ReplyDeleteLeftist bias would have the character saying: "The kid does not need two parents, he can have two gays or a single mother on benefits - just as good." That it said "two parents" is a sign that it wasn't completely socialist.
ReplyDeleteJH, it's a little more complicated than I could explain clearly in the post; the dramatist conflated two sections of the story from before and after the birth, allowing him to portray the sailor as an anachronistically hands-on father without whose help the young and irresponsible mother would not have been able to care for the baby.
ReplyDeleteThanks for correcting me on the BBC car thing - I remembered it as going off to golf club, but the BBC actually broadcast something about going off to races or to a shooting weekend (still - "the rich are evil" of course).
ReplyDeleteThe BBC really are vile. I remember trying to complain to them (over blatent errors of fact in their series "A Story of England").
Yet all they would do is say that "leading scholars" had said that the Act of 1834 (the Workhouse Act that was in fact about reducing the cost to the ratepayers of supporting the poor in England and Wales) was the "origin of the Welfare State" (and the start of government provision for the poor - which ignores a couple of centuries of our history).
And (according to episode one of the same series) the Roman Empire in Britain collapsed because of "Imperial expansion" (the Empire had been on the defensive for centuries), "greedy bankers" (there was no system of fractional reserve banking in the Roman Empire), and "climate change" (Dr Woods said these words with a backdrop of burned out motor cars, I was unaware the Romans had the internal combustion engine).
Watching "A Story of England" I felt I was watching something from another universe. The BBC really is dreadful - which is why I watch and listen to the BBC so little.
Feh!
ReplyDeleteDoes anyone remember that utterly crass BBC version of 'Day of the Triffids' from just a few years ago?
The 'Triffid Liberation Front' set the ball rolling in protest - I thought Wyndham had an escaping Soviet scientist being shot down in his plane while carrying a box of seeds that, carried by the wind, caused the outbreak?
Paul, I never saw the series to which you refer, but I can well believe that they defended substantial inaccuracies; it goes with the contempt in which they seem to hold the intelligence of their viewers.
ReplyDeleteI think they see us as some sort of homogeneous mass; if the populace enjoys the bread and circuses of Saturday night broadcasting, then the Beeb can merrily dish out an idiots' guide to their version of history and no-one will be any the wiser.

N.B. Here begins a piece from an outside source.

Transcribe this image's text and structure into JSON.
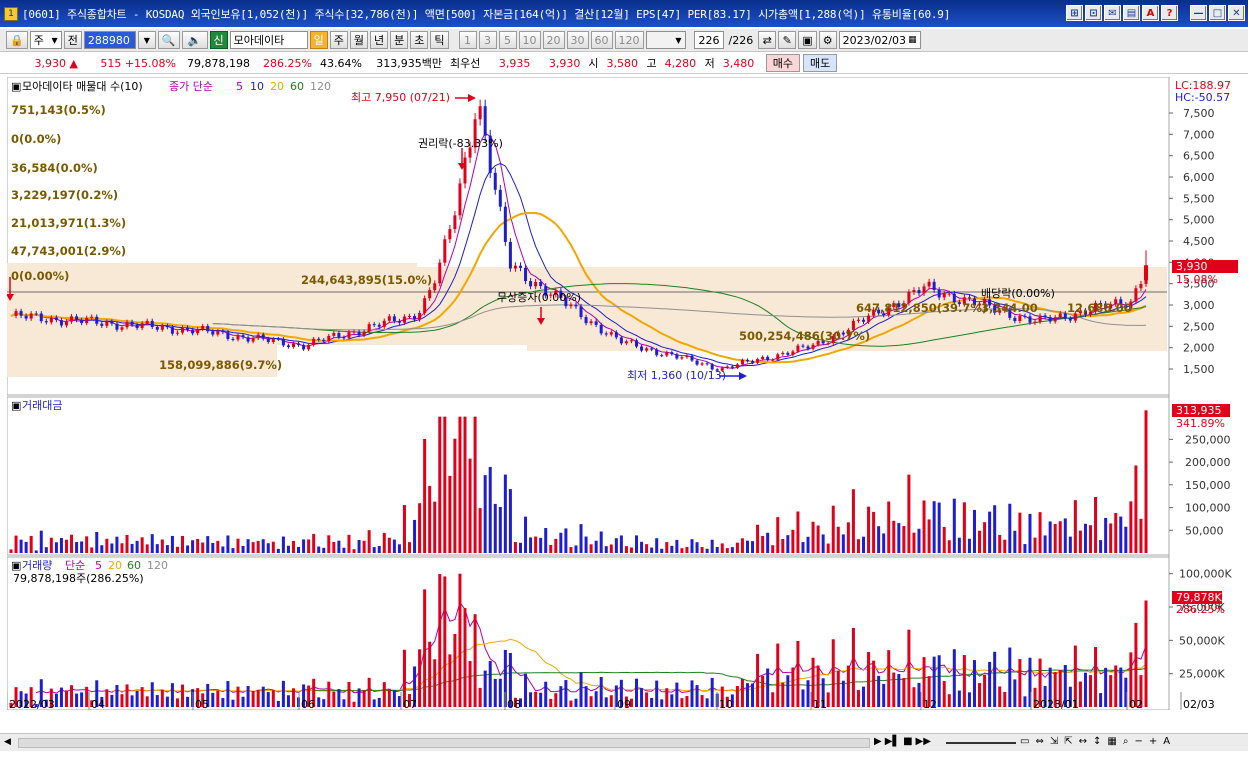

In fact, some of my brushes with theatrical types give me the distinct impression that they feel they are realising some kind of general emotional truth even when they deviate drastically from the recorded facts.

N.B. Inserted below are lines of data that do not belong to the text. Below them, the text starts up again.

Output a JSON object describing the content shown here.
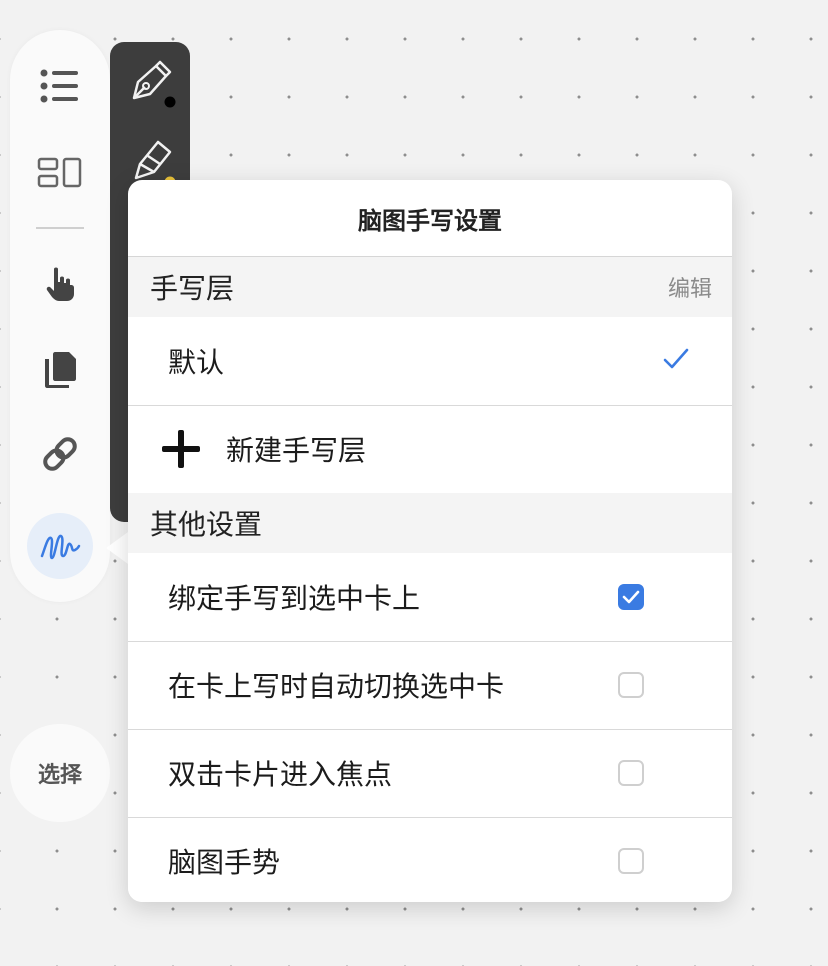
{
  "popover": {
    "title": "脑图手写设置",
    "layers_section": {
      "title": "手写层",
      "edit_label": "编辑"
    },
    "layers": [
      {
        "label": "默认",
        "selected": true
      }
    ],
    "new_layer_label": "新建手写层",
    "other_section": {
      "title": "其他设置"
    },
    "settings": [
      {
        "label": "绑定手写到选中卡上",
        "checked": true
      },
      {
        "label": "在卡上写时自动切换选中卡",
        "checked": false
      },
      {
        "label": "双击卡片进入焦点",
        "checked": false
      },
      {
        "label": "脑图手势",
        "checked": false
      }
    ]
  },
  "left_toolbar": {
    "icons": [
      "list-icon",
      "layout-icon",
      "hand-pointer-icon",
      "copy-icon",
      "link-icon",
      "handwriting-icon"
    ],
    "active": "handwriting-icon",
    "select_button_label": "选择"
  },
  "pen_toolbar": {
    "tools": [
      {
        "icon": "pen-icon",
        "color": "#000000"
      },
      {
        "icon": "highlighter-icon",
        "color": "#e8c23a"
      }
    ]
  },
  "colors": {
    "accent": "#3a7be2",
    "popover_bg": "#ffffff",
    "pen_bar_bg": "#3d3d3d",
    "canvas_bg": "#f2f2f2"
  }
}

I suspect that had much to do with whatthey did to to 'The Cruel Sea' - and 'The Day of the Triffids'. Since both books feature in my desert island top ten, I have found this more than a little annoying.

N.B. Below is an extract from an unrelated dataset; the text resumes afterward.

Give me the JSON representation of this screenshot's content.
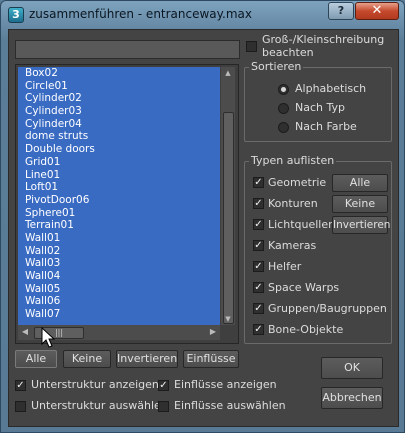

Eddie, you're spot on about the scientist; irresponsible plant-breeding for commercial advantage was obviously not exciting enough. Wyndham's master-stroke, however, which I think the series ignored or botched (I stopped watching) is his explanation of the disaster that blinds the entire human race - or nearly - destroying Man's superiority in a literal flash.
I won't spoil it further for anyone who hasn't read the original; both of these books are a damn' good read and, if you haven't yet done so, you should go out and get yourself a copy forthwith.
(If you really must know about Day of the Triffids without reading the book, the plot twist is explained in this post.)
JH, it should be noted that a seaman, IMHO, would never say "two parents", he'd say a mum and dad. The absence of this 'normal' phrase does tend to suggest socialistic interference.